Perhaps the most popular track Grohl has played on outside of his two main projects is ‘No One Knows’ by Queens Of The Stone Age.

Most listeners would focus on the limelight-stealing fills in the chorus, but the epic bridge towards the end of the track is a wonderful illustration of what I’m talking about here.

Laying into that iconic bass line with a single stroke snare roll, Grohl plays off the riff by adding expertly placed crashes, toms, and space, building eloquently to the 32nd note fill crescendo – a truly brilliant example of taking a drumming trope and making it one’s own.

Flams are another drumming tool which are utilized with a personal touch by Dave Grohl on the drums.

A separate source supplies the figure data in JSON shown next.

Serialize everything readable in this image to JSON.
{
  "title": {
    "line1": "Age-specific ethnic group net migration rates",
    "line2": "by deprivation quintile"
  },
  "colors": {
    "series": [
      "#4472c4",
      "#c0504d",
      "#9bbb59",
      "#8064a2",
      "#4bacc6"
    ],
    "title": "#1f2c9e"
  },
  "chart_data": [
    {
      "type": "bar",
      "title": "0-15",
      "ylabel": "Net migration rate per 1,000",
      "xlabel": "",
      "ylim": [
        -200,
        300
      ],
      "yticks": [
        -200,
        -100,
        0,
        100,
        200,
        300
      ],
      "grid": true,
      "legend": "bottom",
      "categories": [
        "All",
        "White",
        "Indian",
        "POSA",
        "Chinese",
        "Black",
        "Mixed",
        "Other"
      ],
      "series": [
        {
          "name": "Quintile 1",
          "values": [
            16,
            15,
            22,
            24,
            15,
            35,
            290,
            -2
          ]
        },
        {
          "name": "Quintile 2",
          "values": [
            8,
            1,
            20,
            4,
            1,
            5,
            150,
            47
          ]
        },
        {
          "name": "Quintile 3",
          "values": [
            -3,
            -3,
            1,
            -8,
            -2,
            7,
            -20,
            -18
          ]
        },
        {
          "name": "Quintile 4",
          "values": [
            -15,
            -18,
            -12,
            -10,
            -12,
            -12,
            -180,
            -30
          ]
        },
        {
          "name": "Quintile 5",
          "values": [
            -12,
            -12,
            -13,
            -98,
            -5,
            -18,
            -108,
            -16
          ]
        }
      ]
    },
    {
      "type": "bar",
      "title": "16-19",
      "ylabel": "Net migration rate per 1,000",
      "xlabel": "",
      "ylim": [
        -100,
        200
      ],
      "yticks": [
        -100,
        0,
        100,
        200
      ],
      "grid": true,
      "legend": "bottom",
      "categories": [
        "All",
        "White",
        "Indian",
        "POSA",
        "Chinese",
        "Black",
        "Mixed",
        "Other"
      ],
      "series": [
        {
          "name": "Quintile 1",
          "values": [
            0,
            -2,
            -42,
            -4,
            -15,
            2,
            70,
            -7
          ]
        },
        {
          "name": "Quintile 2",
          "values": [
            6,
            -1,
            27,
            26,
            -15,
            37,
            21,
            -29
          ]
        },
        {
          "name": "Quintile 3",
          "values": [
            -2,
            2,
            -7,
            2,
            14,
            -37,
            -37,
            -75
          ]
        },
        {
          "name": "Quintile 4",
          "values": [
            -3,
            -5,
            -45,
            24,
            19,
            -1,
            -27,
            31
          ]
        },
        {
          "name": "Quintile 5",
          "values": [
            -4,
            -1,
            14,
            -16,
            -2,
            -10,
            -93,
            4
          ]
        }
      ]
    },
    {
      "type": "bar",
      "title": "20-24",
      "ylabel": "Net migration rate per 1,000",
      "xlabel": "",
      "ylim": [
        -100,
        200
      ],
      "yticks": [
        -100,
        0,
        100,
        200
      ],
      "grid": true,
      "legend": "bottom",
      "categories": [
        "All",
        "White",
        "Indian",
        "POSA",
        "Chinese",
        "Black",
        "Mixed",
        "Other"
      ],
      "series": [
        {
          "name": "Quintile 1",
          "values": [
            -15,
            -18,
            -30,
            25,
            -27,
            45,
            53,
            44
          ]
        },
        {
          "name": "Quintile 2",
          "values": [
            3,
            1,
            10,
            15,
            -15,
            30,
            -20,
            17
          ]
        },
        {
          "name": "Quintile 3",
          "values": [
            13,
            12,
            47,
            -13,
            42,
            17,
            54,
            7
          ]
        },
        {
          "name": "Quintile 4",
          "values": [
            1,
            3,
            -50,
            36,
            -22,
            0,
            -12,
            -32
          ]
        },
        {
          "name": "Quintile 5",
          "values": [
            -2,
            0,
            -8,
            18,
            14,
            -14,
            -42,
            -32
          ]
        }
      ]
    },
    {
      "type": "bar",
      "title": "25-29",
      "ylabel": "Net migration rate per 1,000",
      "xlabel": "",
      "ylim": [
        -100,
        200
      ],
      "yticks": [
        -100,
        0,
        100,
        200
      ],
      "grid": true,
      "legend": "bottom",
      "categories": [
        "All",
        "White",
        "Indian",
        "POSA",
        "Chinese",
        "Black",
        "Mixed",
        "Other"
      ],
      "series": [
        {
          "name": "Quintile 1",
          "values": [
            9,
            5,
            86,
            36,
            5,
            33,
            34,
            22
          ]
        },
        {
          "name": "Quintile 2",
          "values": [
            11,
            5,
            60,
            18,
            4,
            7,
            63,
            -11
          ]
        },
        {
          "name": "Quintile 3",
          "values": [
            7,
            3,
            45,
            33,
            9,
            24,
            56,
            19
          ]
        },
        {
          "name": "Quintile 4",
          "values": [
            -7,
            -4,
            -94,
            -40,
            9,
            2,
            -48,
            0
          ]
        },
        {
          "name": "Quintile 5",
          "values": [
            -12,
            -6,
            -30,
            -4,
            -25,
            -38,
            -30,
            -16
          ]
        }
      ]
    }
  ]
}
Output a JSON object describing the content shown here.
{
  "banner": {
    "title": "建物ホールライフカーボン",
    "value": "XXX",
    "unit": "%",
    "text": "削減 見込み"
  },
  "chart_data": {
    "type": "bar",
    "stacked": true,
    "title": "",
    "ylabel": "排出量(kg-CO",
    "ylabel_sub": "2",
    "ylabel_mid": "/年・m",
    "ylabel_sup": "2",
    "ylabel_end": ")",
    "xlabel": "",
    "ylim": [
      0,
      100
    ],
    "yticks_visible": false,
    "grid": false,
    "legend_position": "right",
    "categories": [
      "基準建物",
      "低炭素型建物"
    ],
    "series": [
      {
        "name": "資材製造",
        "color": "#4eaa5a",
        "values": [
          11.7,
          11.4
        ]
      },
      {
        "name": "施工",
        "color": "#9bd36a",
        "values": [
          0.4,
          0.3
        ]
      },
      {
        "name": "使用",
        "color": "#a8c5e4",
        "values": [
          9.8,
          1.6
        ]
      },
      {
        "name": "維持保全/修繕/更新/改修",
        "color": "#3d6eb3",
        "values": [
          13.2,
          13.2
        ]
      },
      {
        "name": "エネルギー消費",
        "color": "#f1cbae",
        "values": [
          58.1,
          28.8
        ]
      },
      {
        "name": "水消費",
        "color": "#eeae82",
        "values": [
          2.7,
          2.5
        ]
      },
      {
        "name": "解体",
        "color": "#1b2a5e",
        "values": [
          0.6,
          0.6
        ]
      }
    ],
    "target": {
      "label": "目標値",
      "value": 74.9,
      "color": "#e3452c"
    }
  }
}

Having already mentioned the iconic parts in ‘My Hero’ and ‘In Bloom’ (which include signature use of flams), there are a couple more outstanding examples worth pointing out.

Along with the aggressive bass drum, the repetitive flam fills are the driving force behind ‘Go With The Flow’ by Queens Of The Stone Age, helping to create a hard-rock anthem.

No conversation about Grohl’s flams would be complete without including the opening beat from ‘Scentless Apprentice’ by Nirvana. It’s a monumentally powerful rock beat when played conventionally, but when you add the single flam placement the beat transforms into an instantly recognizable riff (and one which feels like it could only have been created by Grohl).

Dave Grohl’s Lasting Influence

Dave Grohl is rightly considered one of the greatest rock drummers of his generation. He has beat the skins as part of a number of bands that have had immeasurable effects on both popular culture and youth sub-culture in modern times.

From a drumming point of view, Grohl has taken elements of classic rock ‘n’ roll, punk, and hardcore to create a style that is all his.

With huge yet minimal drum kits, aggressive yet relatively simple playing, hard-hitting yet astonishingly fluid technique, and traditional yet unmistakably personalized ideas, he continues to influence young rock drummers across the globe to this day.